1994 book by Karl Taro Greenfeld

Speed Tribes: Days and Nights with Japan's Next Generation is a 1994 anthology book by Karl Taro Greenfeld. A collection of nonfiction short stories about the decadence and disaffection of urban Japanese Gen X youth during the early 1990s in the last years of the Bubble Economy, Speed Tribes was widely reviewed in international media.

==Summary==
Each story in Speed Tribes focuses on the life of a specific Japanese youth in the aftermath of the Japanese asset price bubble collapse. Its subjects include a young Yakuza member, a nightclub hostess, an office girl, a motorcycle gangster, a hacker, an ultra-right-wing nationalist, and 'Choco Bon-Bon', a porn star. Popular 1990s rock band Zi:Kill appears in a chapter that documents the writer's time spent with the band and the events that nearly caused their break up.

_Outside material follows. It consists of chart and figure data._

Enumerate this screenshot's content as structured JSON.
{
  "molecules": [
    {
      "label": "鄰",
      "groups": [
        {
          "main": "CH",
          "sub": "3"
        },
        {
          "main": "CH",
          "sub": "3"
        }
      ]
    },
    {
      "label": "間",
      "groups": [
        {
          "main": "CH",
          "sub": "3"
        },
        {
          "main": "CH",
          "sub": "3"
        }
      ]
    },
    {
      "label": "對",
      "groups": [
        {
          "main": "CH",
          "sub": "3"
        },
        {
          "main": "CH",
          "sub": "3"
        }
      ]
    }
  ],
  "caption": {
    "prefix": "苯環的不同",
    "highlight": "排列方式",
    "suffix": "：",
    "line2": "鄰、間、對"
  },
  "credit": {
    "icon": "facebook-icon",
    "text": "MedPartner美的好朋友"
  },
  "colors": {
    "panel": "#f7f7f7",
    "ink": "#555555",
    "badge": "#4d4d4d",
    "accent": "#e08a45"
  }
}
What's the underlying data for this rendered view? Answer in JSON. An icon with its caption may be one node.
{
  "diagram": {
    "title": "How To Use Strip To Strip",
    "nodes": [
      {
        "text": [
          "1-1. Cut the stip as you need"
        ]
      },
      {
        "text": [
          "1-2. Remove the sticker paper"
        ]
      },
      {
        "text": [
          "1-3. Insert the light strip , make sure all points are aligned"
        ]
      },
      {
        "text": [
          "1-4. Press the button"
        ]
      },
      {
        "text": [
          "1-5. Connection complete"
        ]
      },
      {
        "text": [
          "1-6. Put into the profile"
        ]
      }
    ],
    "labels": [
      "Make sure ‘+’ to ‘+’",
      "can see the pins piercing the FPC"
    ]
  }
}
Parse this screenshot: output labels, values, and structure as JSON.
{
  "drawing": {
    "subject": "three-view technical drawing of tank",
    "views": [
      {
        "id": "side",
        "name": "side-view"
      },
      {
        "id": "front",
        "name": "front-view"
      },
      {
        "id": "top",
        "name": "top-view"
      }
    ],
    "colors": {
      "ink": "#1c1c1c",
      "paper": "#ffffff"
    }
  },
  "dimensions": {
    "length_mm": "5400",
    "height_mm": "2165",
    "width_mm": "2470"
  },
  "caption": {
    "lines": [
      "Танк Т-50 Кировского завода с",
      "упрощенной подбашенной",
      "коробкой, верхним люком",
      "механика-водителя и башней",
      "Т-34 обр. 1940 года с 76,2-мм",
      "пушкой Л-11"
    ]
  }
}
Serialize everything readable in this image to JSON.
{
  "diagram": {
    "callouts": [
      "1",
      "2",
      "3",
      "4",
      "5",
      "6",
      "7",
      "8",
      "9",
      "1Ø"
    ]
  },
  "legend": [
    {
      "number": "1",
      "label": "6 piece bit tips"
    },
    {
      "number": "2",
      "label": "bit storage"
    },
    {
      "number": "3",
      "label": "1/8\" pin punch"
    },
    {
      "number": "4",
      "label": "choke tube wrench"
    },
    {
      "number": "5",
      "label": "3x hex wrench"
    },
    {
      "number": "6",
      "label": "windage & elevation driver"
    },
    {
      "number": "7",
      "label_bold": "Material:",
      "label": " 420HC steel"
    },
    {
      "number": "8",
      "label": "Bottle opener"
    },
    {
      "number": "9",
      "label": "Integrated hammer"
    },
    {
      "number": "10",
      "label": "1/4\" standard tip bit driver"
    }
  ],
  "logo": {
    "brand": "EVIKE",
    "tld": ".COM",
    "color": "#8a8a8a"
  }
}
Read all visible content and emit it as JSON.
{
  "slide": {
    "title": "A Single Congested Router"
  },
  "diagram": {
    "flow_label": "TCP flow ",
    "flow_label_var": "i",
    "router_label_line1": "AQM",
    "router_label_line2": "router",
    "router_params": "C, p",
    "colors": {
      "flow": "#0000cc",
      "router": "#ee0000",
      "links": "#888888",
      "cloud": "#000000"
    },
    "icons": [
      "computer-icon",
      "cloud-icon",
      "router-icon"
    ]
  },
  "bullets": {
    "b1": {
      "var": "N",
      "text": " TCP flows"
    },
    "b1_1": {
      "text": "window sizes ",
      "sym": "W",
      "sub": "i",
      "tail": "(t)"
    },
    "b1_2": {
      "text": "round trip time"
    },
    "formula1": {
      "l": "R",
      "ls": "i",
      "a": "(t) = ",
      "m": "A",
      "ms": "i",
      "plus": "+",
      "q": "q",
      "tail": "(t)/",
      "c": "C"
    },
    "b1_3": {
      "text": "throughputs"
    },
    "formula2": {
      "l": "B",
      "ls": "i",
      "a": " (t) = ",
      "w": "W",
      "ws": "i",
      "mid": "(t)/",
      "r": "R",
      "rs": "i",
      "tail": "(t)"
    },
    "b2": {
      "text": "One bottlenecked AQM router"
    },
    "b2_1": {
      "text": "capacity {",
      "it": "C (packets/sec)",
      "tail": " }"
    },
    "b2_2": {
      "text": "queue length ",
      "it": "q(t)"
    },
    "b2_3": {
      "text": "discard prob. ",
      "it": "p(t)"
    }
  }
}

Greenfeld wrote Speed Tribes while working as a reporter in Tokyo in the late 1980s and early 1990s. Speed Tribes is written in a literary style, and has been cited as an example of New Journalism. In interviews Greenfeld has freely admitted that many of the characters in Speed Tribes are not real individuals, and that the stories in Speed Tribes are a mixture of secondhand stories and original reporting.

==Reception==
Writing for The New York Times, Alan Poul reviewed the book unfavorably, focusing on its "tough guy" language, inconsistent narrative choices, inaccurate descriptions, and an approach to reporting Japanese culture that reduced the stories to "simple, cynical morality plays". Dennis Romero of the Los Angeles Times criticized Speed Tribes for its "bad writing, shaky structure and strange characters," but favorably noted that "Greenfeld turns over the cold, hard stone of Japanese culture and finds life beneath." Kirkus Reviews called Speed Tribes a "tense and spicy read," but concluded that it was "dragged down by heavy-handed writing." In Japan Quarterly, Janet Goff noted "the uneven quality of the stories" but observed that the book added an important perspective on modern Japan. A review by Margaret Scott in Asian Wall Street Journal questioned Greenfeld's motives in writing the book, calling the author "shrewdly opportunistic" and summarizing the book as "pretentious pessimism".

Kodansha bought the Japanese translation rights to Speed Tribes shortly after publication, but a Japanese translation has never been published.